5. Hepatic metabolic capacity is immature at birth. Some cytochrome P450 enzymes (phase I reactions) are fully developed, whereas others are approximately 50% of adult values. Phase II reactions, or reactions that make a drug more water soluble, are usually impaired in neonates. Some of these reactions do not achieve maturity until 1 year of age. This hepatic immaturity can have important clinical implications regarding the neonate's ability to excrete some medications, for example, benzodiazepines.
6. Anesthetic drug overdose is a particular danger for neonates and infants because of a combination of factors, including immaturity of the myocardium, decreased calcium stores of the neonatal myocardium, and the "systems issue" of the vaporizers for halothane and sevoflurane, which have different maximum MAC delivery capability; that is, nearly 6 MACs of halothane may be delivered to a newborn whereas only 2.5 MAC multiples can be delivered with sevoflurane. Thus, anesthetic drug-induced cardiac arrest is a function of the vaporizer design and vulnerability of the neonatal myocardium to anesthetic-induced cardiac depression.
7. Remifentanil is a unique potent opioid in neonates. Unlike virtually every other medication used in newborns, the half-life is shorter rather than longer in newborns than in older children. This shorter half-life makes the ability to rapidly induce or stop an intense opioid effect even easier to achieve in neonates than older patients. Careful attention to opioid-induced bradycardia and chest wall rigidity is obviously very important.
8. Former preterm infants younger than 60 weeks' postconceptual age are potentially at risk for post-operative apnea, and those who are anemic (i.e., hemoglobin <10) are at particular risk. Both gestational age and postconceptual age at the time of surgery are independent risk factors. The use of regional anesthesia in these patients may reduce, but does not eliminate the incidence of postanesthesia apnea.

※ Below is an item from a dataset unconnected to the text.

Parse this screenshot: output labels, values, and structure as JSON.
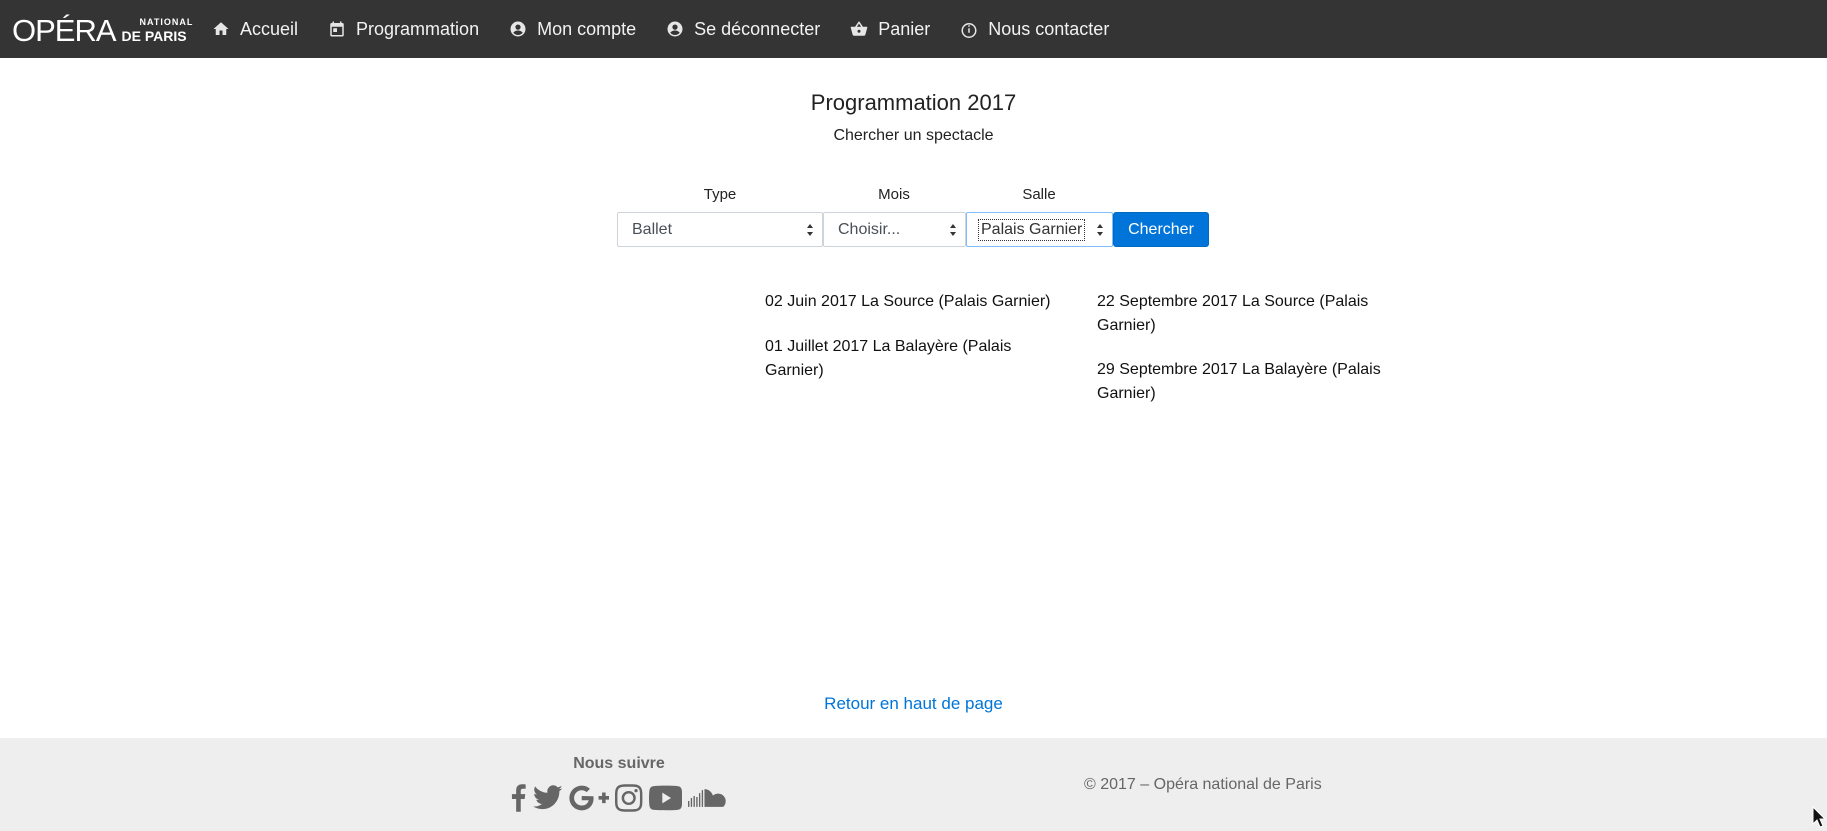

9. Preoperative laboratory testing is minimal for most pediatric patients. The only group of children who require routine hemoglobin measurement is infants younger than 6 months to assess the severity of the physiologic hemoglobin nadir (especially former preterm infants with a potential risk for apnea) and older patients expected to experience significant blood loss. Preoperative chest radiographs are not generally indicated. Children who have undergone chemotherapy with anthracyclines, children with congenital heart disease, and neonates at risk for associated cardiac anomalies may require a preoperative echocardiogram. Children receiving chemotherapy should generally have a complete recent hematology profile, including platelet counts. Patients taking seizure medications will generally benefit from preoperative assessment to ensure therapeutic levels.
10. Temperature regulation is a particular issue for neonates and infants. Because of the large body surface-to-weight ratio, they are especially vulnerable to intraoperative hypothermia. Efforts to maintain a warm operating room, the use of warming devices such as hot air mattresses, warm surgical skin preparation solutions, and transport in an appropriate transport device, as well as keeping the patient covered during transport, all help prevent dangerous hypothermia.